CAPE GIRARDEAU, Mo. (KFVS) - A veteran is canoeing down the Mississippi River to raise awareness of veteran suicide.
Donnie Jokinen started his journey down the Mississippi River on May 8 in Itasca State Park in Minnesota.
He said this journey is for himself to grow as a person, and to raise awareness for the 22 veterans who commit suicide every day.
Jokinen was in the Army National Guard and fought in the Iraq War.
“Everyday is a daily struggle,” he said. “We may be in pain at the house just sitting there doing nothing, so why not be in pain out here actually enjoying mother nature.”
During the trip, they are collecting donations to resupply and keep going, but when he is finished he said he plans on using any leftover funds to help him start his own nonprofit organization that would benefit veterans and Gold Star families.
Jokinen said this journey is physical therapy, mental therapy and a challenge every day.
“Each stroke out there is usually painful,” he said.
He has a degenerative joint disease and was injured during his time in the service, including a traumatic brain injury. Because of that, he suffers from pinched nerves and loss of balance.

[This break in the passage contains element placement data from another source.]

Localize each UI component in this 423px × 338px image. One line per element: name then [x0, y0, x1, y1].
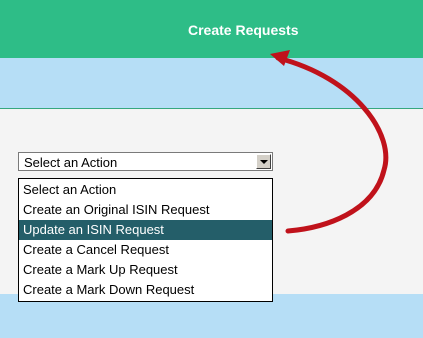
dropdown-option-create-original-isin[interactable]: Create an Original ISIN Request [19, 200, 272, 220]
action-select[interactable]: Select an Action [18, 152, 273, 171]
dropdown-arrow-button[interactable] [256, 154, 271, 169]
action-select-value: Select an Action [24, 155, 118, 170]
sub-header-band [0, 58, 423, 108]
dropdown-option-create-mark-down[interactable]: Create a Mark Down Request [19, 280, 272, 300]
dropdown-option-update-isin[interactable]: Update an ISIN Request [19, 220, 272, 240]
dropdown-option-create-mark-up[interactable]: Create a Mark Up Request [19, 260, 272, 280]
action-dropdown-list[interactable]: Select an Action Create an Original ISIN… [18, 178, 273, 302]
dropdown-option-select-an-action[interactable]: Select an Action [19, 180, 272, 200]
chevron-down-icon [260, 160, 268, 164]
page-title: Create Requests [188, 22, 299, 38]
dropdown-option-create-cancel[interactable]: Create a Cancel Request [19, 240, 272, 260]
header-bar: Create Requests [0, 0, 423, 58]
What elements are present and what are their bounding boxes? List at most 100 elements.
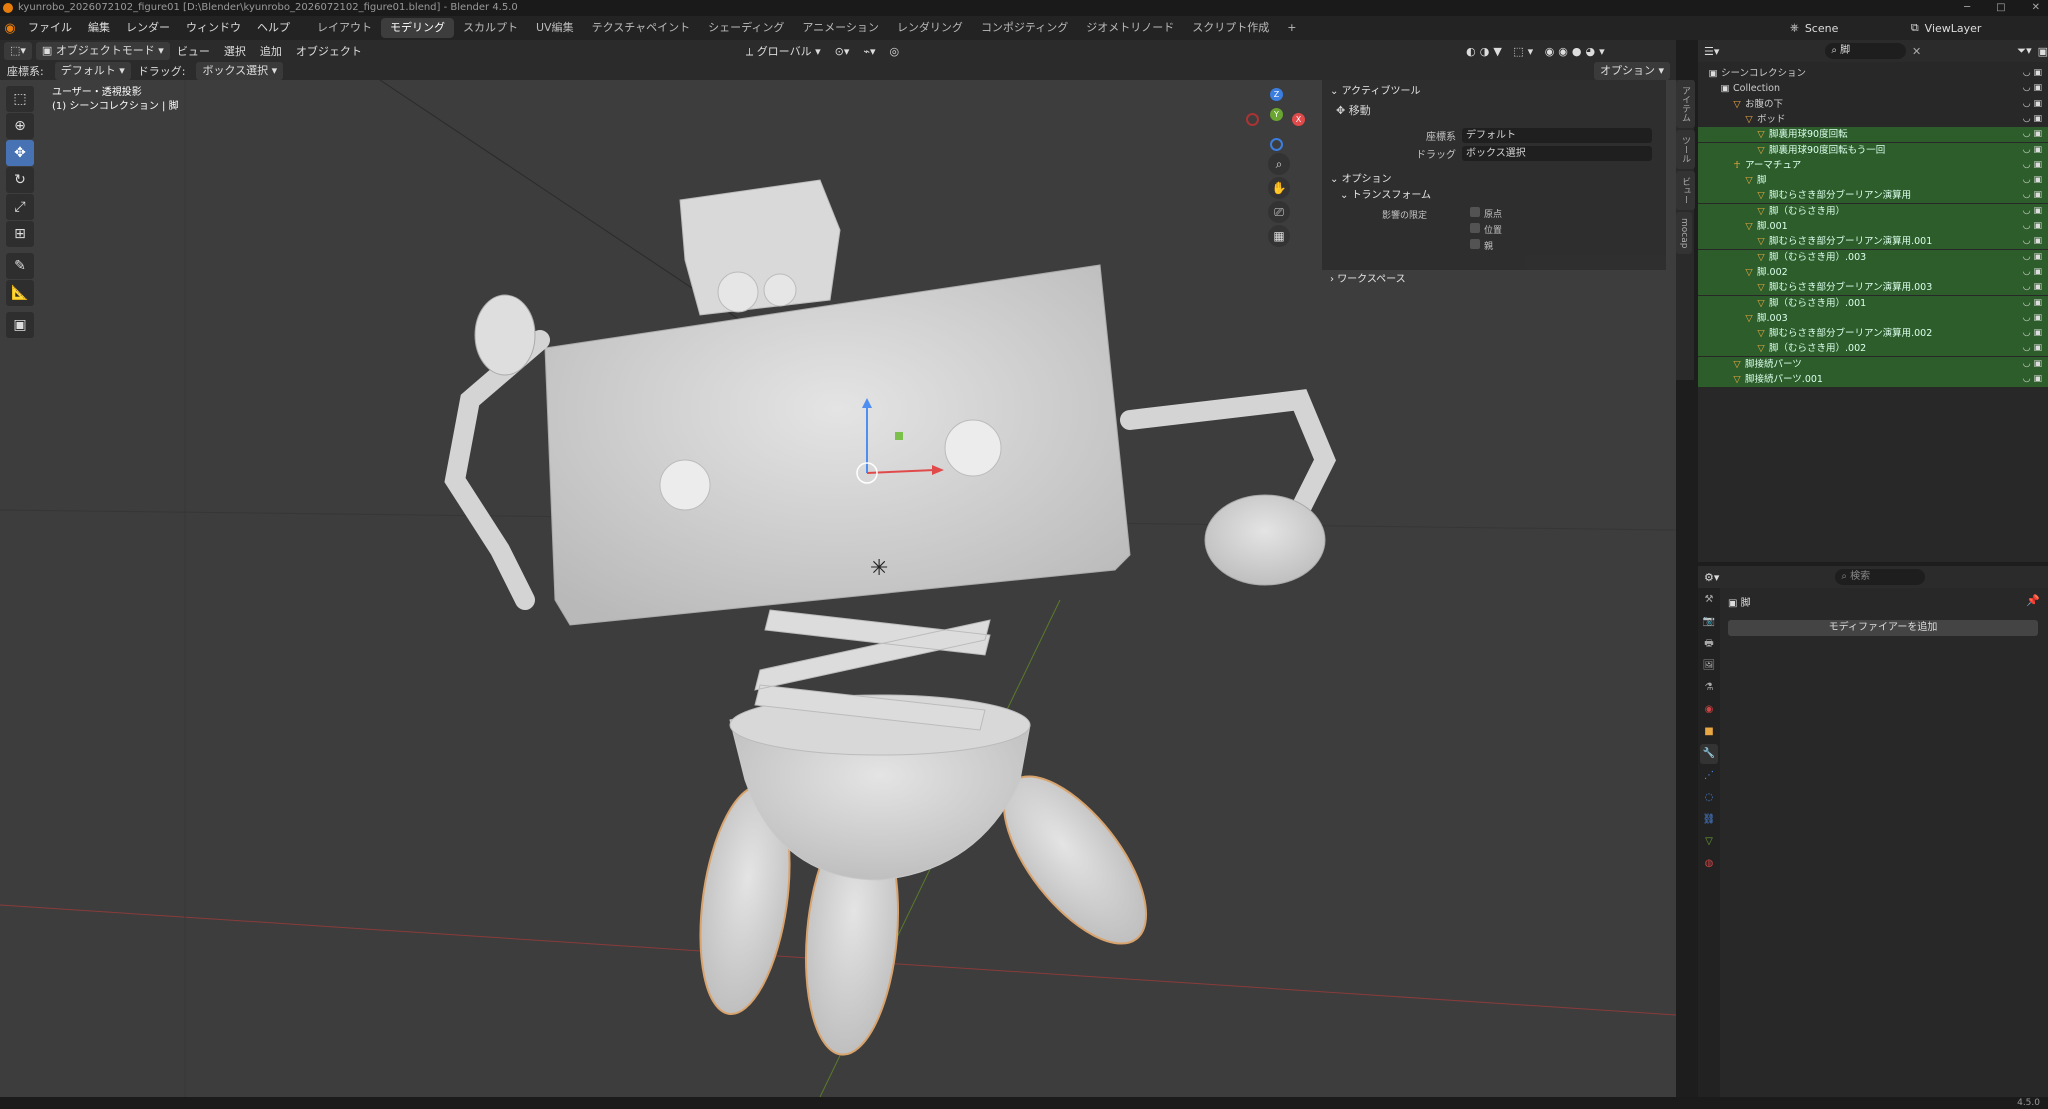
cursor-icon[interactable]: ⊕ [6, 113, 34, 139]
outliner-row[interactable]: ▽ 脚むらさき部分ブーリアン演算用.001 ◡ ▣ [1698, 234, 2048, 250]
gizmo-plane-handle[interactable] [895, 432, 903, 440]
visibility-toggle-icon[interactable]: ◡ ▣ [2023, 311, 2042, 326]
visibility-toggle-icon[interactable]: ◡ ▣ [2023, 158, 2042, 173]
viewlayer-selector[interactable]: ViewLayer [1925, 22, 1982, 35]
close-button[interactable]: ✕ [2032, 0, 2040, 16]
menu-view[interactable]: ビュー [170, 43, 217, 59]
tab-tool[interactable]: ツール [1676, 130, 1695, 169]
outliner-row[interactable]: ▽ 脚（むらさき用）.003 ◡ ▣ [1698, 249, 2048, 265]
snap-icon[interactable]: ⌁▾ [856, 45, 882, 58]
gizmo-z-circle[interactable]: Z [1270, 88, 1283, 101]
visibility-toggle-icon[interactable]: ◡ ▣ [2023, 265, 2042, 280]
rotate-icon[interactable]: ↻ [6, 167, 34, 193]
outliner-row[interactable]: ▣ シーンコレクション ◡ ▣ [1698, 66, 2048, 81]
tab-mocap[interactable]: mocap [1676, 212, 1692, 255]
outliner-search-field[interactable]: ⌕ 脚 [1825, 43, 1907, 59]
tool-tab-icon[interactable]: ⚒ [1700, 590, 1718, 610]
pin-icon[interactable]: 📌 [2026, 594, 2040, 607]
pivot-icon[interactable]: ⊙▾ [828, 45, 857, 58]
outliner-row[interactable]: ▽ 脚.003 ◡ ▣ [1698, 310, 2048, 326]
tab-workspace-8[interactable]: コンポジティング [972, 18, 1077, 38]
outliner-row[interactable]: ▽ 脚接続パーツ ◡ ▣ [1698, 356, 2048, 372]
options-header[interactable]: ⌄ オプション [1330, 172, 1392, 188]
annotate-icon[interactable]: ✎ [6, 253, 34, 279]
orient-row-dropdown[interactable]: デフォルト [1462, 127, 1652, 143]
drag-dropdown[interactable]: ボックス選択 ▾ [196, 62, 284, 80]
outliner-row[interactable]: ▽ ボッド ◡ ▣ [1698, 112, 2048, 127]
active-tool-header[interactable]: ⌄ アクティブツール [1330, 84, 1420, 100]
affect-parent-checkbox[interactable]: 親 [1470, 239, 1502, 255]
menu-window[interactable]: ウィンドウ [178, 16, 249, 40]
outliner-row[interactable]: ▽ 脚むらさき部分ブーリアン演算用 ◡ ▣ [1698, 188, 2048, 204]
tab-workspace-3[interactable]: UV編集 [527, 18, 583, 38]
measure-icon[interactable]: 📐 [6, 280, 34, 306]
menu-add[interactable]: 追加 [253, 43, 289, 59]
tab-workspace-9[interactable]: ジオメトリノード [1077, 18, 1183, 38]
transform-header[interactable]: ⌄ トランスフォーム [1340, 188, 1431, 204]
outliner-row[interactable]: ▽ 脚（むらさき用）.001 ◡ ▣ [1698, 295, 2048, 311]
modifier-tab-icon[interactable]: 🔧 [1700, 744, 1718, 764]
outliner-row[interactable]: ▽ 脚むらさき部分ブーリアン演算用.002 ◡ ▣ [1698, 326, 2048, 342]
visibility-toggle-icon[interactable]: ◡ ▣ [2023, 326, 2042, 341]
properties-search-field[interactable]: ⌕ 検索 [1835, 569, 1926, 585]
menu-edit[interactable]: 編集 [80, 16, 118, 40]
visibility-toggle-icon[interactable]: ◡ ▣ [2023, 112, 2042, 127]
visibility-toggle-icon[interactable]: ◡ ▣ [2023, 173, 2042, 188]
outliner-row[interactable]: ▣ Collection ◡ ▣ [1698, 81, 2048, 96]
tab-workspace-4[interactable]: テクスチャペイント [583, 18, 700, 38]
tab-workspace-10[interactable]: スクリプト作成 [1183, 18, 1278, 38]
visibility-toggle-icon[interactable]: ◡ ▣ [2023, 250, 2042, 265]
material-tab-icon[interactable]: ◍ [1700, 854, 1718, 874]
outliner-row[interactable]: ▽ 脚（むらさき用）.002 ◡ ▣ [1698, 341, 2048, 357]
visibility-toggle-icon[interactable]: ◡ ▣ [2023, 296, 2042, 311]
view-layer-tab-icon[interactable]: 🖼 [1700, 656, 1718, 676]
orientation-selector[interactable]: ⟂ グローバル ▾ [739, 43, 828, 59]
3d-viewport[interactable]: ✳ ⬚ ⊕ ✥ ↻ ⤢ ⊞ ✎ 📐 ▣ ユーザー・透視投影 (1) シーンコレクション | 脚 … [0, 80, 1676, 1097]
transform-icon[interactable]: ⊞ [6, 221, 34, 247]
add-cube-icon[interactable]: ▣ [6, 312, 34, 338]
outliner-row[interactable]: ▽ 脚 ◡ ▣ [1698, 173, 2048, 189]
visibility-toggle-icon[interactable]: ◡ ▣ [2023, 280, 2042, 295]
scene-selector[interactable]: Scene [1805, 22, 1865, 35]
pan-hand-icon[interactable]: ✋ [1268, 177, 1290, 199]
add-workspace-button[interactable]: + [1278, 18, 1305, 38]
tab-workspace-1[interactable]: モデリング [381, 18, 454, 38]
navigation-gizmo[interactable]: Z Y X ⌕ ✋ ⎚ ▦ [1240, 80, 1310, 250]
affect-location-checkbox[interactable]: 位置 [1470, 223, 1502, 239]
clear-search-icon[interactable]: ✕ [1912, 45, 1921, 58]
minimize-button[interactable]: ─ [1964, 0, 1970, 16]
zoom-icon[interactable]: ⌕ [1268, 153, 1290, 175]
outliner-row[interactable]: ☥ アーマチュア ◡ ▣ [1698, 157, 2048, 173]
menu-render[interactable]: レンダー [118, 16, 178, 40]
blender-menu-icon[interactable]: ◉ [0, 21, 20, 36]
tab-workspace-0[interactable]: レイアウト [308, 18, 381, 38]
tab-view[interactable]: ビュー [1676, 171, 1695, 210]
visibility-toggle-icon[interactable]: ◡ ▣ [2023, 97, 2042, 112]
outliner-row[interactable]: ▽ 脚接続パーツ.001 ◡ ▣ [1698, 372, 2048, 387]
proportional-icon[interactable]: ◎ [883, 45, 907, 58]
visibility-toggle-icon[interactable]: ◡ ▣ [2023, 234, 2042, 249]
scene-tab-icon[interactable]: ⚗ [1700, 678, 1718, 698]
drag-row-dropdown[interactable]: ボックス選択 [1462, 145, 1652, 161]
cursor-select-icon[interactable]: ⬚ [6, 86, 34, 112]
add-modifier-button[interactable]: モディファイアーを追加 [1728, 620, 2038, 636]
outliner-row[interactable]: ▽ お腹の下 ◡ ▣ [1698, 97, 2048, 112]
visibility-toggle-icon[interactable]: ◡ ▣ [2023, 143, 2042, 158]
outliner-row[interactable]: ▽ 脚.002 ◡ ▣ [1698, 264, 2048, 280]
camera-view-icon[interactable]: ⎚ [1268, 201, 1290, 223]
menu-file[interactable]: ファイル [20, 16, 80, 40]
object-tab-icon[interactable]: ■ [1700, 722, 1718, 742]
outliner-row[interactable]: ▽ 脚裏用球90度回転もう一回 ◡ ▣ [1698, 142, 2048, 158]
filter-icon[interactable]: ⏷▾ [2017, 44, 2031, 58]
visibility-toggle-icon[interactable]: ◡ ▣ [2023, 66, 2042, 81]
maximize-button[interactable]: □ [1996, 0, 2005, 16]
outliner-editor-icon[interactable]: ☰▾ [1704, 45, 1719, 58]
world-tab-icon[interactable]: ◉ [1700, 700, 1718, 720]
visibility-toggle-icon[interactable]: ◡ ▣ [2023, 219, 2042, 234]
menu-select[interactable]: 選択 [217, 43, 253, 59]
options-dropdown[interactable]: オプション ▾ [1593, 62, 1670, 80]
outliner-row[interactable]: ▽ 脚裏用球90度回転 ◡ ▣ [1698, 127, 2048, 143]
gizmo-x-circle[interactable]: X [1292, 113, 1305, 126]
gizmo-y-circle[interactable]: Y [1270, 108, 1283, 121]
tab-workspace-6[interactable]: アニメーション [793, 18, 888, 38]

Working through his injuries while canoeing can be tough some days. When asked what gets him through, he said, “It’s just who I am. I see the finish line, call it divine inspiration, and I just keep going.”
Taking this journey in the middle of the pandemic has made some things more difficult. Resupplying and refueling has been a challenge in some places, as well as being required to wear a mask in some places.
He said some people have even looked down on them for taking this trip in the middle of the pandemic. He said they aren’t having as many face-to-face encounters along the journey because of COVID-19.
Some days they don’t make it as far as others, and weather has a lot of effect on that. On a really good day they can make 40-60 miles.
He hoped to hit the Gulf by the end of August, which is a little delayed from the original plan. He said the beginning, up in Minnesota, was the roughest leg of the journey, so far, because they started in lakes, which have no current and they faced a lot of headwind.
For more information, he has a Facebook page 22 Stay Alive where he blogs about the trip, posts pictures and updates and is trying to get his nonprofit off the ground.
Most days, his dad is in a kayak alongside him on the water and his mom drives the route. She meets them at their next destination in a camper where they are sleeping during the journey.